Steenoben burial chamber

The first farmers in the country built between 3400 and 3000 BC burial chambers made of large blocks of boulders, which lay in elongated or, as here, in round burial mounds.
This chamber, called "Steenoben" (stone oven), was partially destroyed by stone beaters around 1800. Two capstones and the eastern capstone of the chamber were probably dismantled. The endstone was restored and supplemented with the burial chamber in 1984. Experts suspect that the stone closed the chamber rectangular.
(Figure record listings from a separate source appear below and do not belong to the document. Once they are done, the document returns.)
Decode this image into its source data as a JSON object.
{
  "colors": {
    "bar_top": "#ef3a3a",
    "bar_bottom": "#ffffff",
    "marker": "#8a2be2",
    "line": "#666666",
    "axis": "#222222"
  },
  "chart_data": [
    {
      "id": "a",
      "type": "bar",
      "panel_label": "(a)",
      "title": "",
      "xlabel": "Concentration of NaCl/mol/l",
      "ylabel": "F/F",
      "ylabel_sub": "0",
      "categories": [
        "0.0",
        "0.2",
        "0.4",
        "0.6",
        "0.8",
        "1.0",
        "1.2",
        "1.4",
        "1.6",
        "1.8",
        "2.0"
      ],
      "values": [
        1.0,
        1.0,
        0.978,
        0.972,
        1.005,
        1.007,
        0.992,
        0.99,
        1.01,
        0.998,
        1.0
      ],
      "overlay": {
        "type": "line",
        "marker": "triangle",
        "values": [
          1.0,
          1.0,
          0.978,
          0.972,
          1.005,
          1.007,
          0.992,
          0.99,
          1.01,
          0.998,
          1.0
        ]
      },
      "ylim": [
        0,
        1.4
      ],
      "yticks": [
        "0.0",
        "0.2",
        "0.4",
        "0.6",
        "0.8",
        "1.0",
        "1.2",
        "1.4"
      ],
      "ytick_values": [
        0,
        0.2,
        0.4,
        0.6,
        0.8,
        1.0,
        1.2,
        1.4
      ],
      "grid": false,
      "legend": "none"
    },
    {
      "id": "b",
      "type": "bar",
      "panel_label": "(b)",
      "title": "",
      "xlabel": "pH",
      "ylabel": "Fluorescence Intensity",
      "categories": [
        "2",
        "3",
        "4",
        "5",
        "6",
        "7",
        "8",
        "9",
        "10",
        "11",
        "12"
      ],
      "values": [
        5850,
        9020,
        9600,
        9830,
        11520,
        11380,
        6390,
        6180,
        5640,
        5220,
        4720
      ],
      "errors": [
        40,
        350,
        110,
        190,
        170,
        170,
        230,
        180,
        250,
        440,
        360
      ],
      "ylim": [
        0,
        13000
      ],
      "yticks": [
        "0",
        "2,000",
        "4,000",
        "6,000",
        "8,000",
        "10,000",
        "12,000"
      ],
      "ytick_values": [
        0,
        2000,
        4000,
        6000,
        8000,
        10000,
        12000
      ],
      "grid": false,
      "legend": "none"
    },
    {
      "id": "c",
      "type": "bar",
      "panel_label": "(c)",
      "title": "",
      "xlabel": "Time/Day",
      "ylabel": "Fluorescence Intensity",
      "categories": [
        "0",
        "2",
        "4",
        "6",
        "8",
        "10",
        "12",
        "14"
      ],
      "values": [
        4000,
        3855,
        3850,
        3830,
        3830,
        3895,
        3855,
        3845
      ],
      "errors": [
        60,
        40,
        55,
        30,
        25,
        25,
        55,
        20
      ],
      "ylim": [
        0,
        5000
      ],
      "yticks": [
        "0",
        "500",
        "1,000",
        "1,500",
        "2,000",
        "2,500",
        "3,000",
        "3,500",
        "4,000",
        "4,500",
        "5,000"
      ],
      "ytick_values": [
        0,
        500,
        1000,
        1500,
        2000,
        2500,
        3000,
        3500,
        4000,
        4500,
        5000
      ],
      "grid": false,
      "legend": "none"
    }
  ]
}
Due to a profound disturbance in the south of the chamber, it is no longer possible to decide whether a passage used to start here or whether there was a wall stone and the access was under the slipped western cap stone. As was customary at the time, the chamber had a floor made of annealed flint. The original dry stone wall between the boulders is indicated by reconstruction.

The post-excavation in 1984 produced some fragments of decorated vessels from the large stone burial culture and a flint ax from a later Stone Age subsequent burial. A settlement from the time of construction is known near Broklandsau, around one kilometer northeast of the stone chamber. At that time it was still on the outer edge of a bay.